This is an archived article that was published on sltrib.com in 2015, and information in the article may be outdated. It is provided only for personal research purposes and may not be reprinted.

"Alvin & the Chipmunks: The Road Chip," the fourth movie featuring those high-pitched musical rodents, is so intolerably bad that even hate-watching it is unsatisfying.

Alvin, Simon and Theodore are living as normal kids with their quasi-dad, Dave Seville (Jason Lee) — but when Dave is spending all his time with his new girlfriend, Samantha (Kimberly Williams-Paisley), whose teen son Miles (Josh Green) bullies them mercilessly, the 'munks decide enough is enough. When Dave takes Samantha along to Miami, where he's shepherding a teen pop singer (Bella Thorne), Miles and the chipmunks fear he's going to propose — so they hit the road across the South to stop the engagement, with an obsessed air marshal ("Veep's" Tony Hale) on their trail.
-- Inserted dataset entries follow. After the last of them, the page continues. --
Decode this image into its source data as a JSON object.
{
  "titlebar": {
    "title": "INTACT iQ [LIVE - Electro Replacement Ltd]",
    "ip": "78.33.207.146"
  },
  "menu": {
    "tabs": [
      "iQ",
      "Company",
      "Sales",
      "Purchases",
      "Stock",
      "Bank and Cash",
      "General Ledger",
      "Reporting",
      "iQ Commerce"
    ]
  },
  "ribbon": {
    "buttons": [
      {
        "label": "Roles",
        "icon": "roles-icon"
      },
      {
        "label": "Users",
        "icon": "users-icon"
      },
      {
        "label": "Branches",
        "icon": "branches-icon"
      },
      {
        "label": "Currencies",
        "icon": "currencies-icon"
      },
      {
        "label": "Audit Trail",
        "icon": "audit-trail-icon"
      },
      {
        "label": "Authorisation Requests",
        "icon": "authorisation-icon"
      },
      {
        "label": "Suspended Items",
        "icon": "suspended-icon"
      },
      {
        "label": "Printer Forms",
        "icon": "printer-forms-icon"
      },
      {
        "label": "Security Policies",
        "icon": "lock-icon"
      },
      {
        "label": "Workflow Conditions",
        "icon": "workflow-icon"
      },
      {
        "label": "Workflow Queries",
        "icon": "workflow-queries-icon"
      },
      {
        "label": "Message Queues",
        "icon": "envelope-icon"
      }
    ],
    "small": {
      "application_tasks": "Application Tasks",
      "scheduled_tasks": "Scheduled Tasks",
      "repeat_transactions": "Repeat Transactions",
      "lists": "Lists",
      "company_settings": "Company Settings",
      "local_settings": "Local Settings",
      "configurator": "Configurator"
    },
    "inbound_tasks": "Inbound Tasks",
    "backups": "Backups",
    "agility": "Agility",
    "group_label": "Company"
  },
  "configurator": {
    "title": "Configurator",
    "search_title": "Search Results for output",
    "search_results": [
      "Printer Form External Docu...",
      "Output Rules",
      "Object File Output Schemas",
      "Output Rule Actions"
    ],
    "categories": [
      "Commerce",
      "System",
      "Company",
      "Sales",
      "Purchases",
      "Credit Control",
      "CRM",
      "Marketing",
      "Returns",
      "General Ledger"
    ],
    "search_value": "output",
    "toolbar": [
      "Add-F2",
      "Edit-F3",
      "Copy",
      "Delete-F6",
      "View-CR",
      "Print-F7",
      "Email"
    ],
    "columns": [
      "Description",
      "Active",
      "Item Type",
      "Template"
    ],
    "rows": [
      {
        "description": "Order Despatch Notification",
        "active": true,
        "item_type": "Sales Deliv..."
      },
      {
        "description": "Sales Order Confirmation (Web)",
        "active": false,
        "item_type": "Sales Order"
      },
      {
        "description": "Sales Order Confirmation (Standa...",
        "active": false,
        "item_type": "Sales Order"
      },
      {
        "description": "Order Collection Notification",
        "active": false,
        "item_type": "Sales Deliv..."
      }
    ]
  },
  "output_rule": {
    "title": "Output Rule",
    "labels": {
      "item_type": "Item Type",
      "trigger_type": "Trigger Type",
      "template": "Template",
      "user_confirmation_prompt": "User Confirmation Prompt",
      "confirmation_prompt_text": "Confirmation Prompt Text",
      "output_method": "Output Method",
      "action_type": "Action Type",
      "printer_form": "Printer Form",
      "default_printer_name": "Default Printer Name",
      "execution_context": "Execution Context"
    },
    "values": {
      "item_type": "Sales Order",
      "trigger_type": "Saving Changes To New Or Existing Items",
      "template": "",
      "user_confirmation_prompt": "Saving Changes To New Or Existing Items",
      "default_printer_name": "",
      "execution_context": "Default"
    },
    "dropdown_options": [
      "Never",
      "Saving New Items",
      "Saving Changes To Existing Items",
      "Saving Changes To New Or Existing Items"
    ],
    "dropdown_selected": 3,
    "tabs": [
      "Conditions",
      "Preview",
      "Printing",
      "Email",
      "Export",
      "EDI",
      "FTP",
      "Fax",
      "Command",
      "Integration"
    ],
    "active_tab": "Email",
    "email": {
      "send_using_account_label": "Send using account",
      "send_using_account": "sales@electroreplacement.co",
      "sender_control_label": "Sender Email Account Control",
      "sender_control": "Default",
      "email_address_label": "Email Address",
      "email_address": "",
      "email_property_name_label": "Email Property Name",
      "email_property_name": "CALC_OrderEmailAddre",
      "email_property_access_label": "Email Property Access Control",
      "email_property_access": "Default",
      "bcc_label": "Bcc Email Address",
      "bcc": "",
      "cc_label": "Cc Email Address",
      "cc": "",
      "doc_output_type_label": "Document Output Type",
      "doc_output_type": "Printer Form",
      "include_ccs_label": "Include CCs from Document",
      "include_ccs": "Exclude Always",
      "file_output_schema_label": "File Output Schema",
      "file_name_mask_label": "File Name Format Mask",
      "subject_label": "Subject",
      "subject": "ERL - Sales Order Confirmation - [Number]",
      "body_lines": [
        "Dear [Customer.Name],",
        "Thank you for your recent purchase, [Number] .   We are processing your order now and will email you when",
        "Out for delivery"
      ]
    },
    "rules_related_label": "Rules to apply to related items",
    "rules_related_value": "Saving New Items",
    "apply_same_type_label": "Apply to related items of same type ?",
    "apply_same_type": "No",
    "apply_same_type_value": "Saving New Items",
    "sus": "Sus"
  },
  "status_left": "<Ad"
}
Wackiness fails to ensue, as hack director Walt Becker ("Wild Hogs") shuffles through sputtering jokes, lame pratfalls and the usual Chipmunk-altered pop songs. ("Uptown Funk," anyone? Anyone?) Children will be bored to tears by it all and curse their parents for not buying tickets to "Star Wars: The Force Awakens" in advance.

'Alvin & the Chipmunks: The Road Chip'

Opens Friday, Dec. 18, in theaters everywhere; rated PG for some mild rude humor; 92 minutes.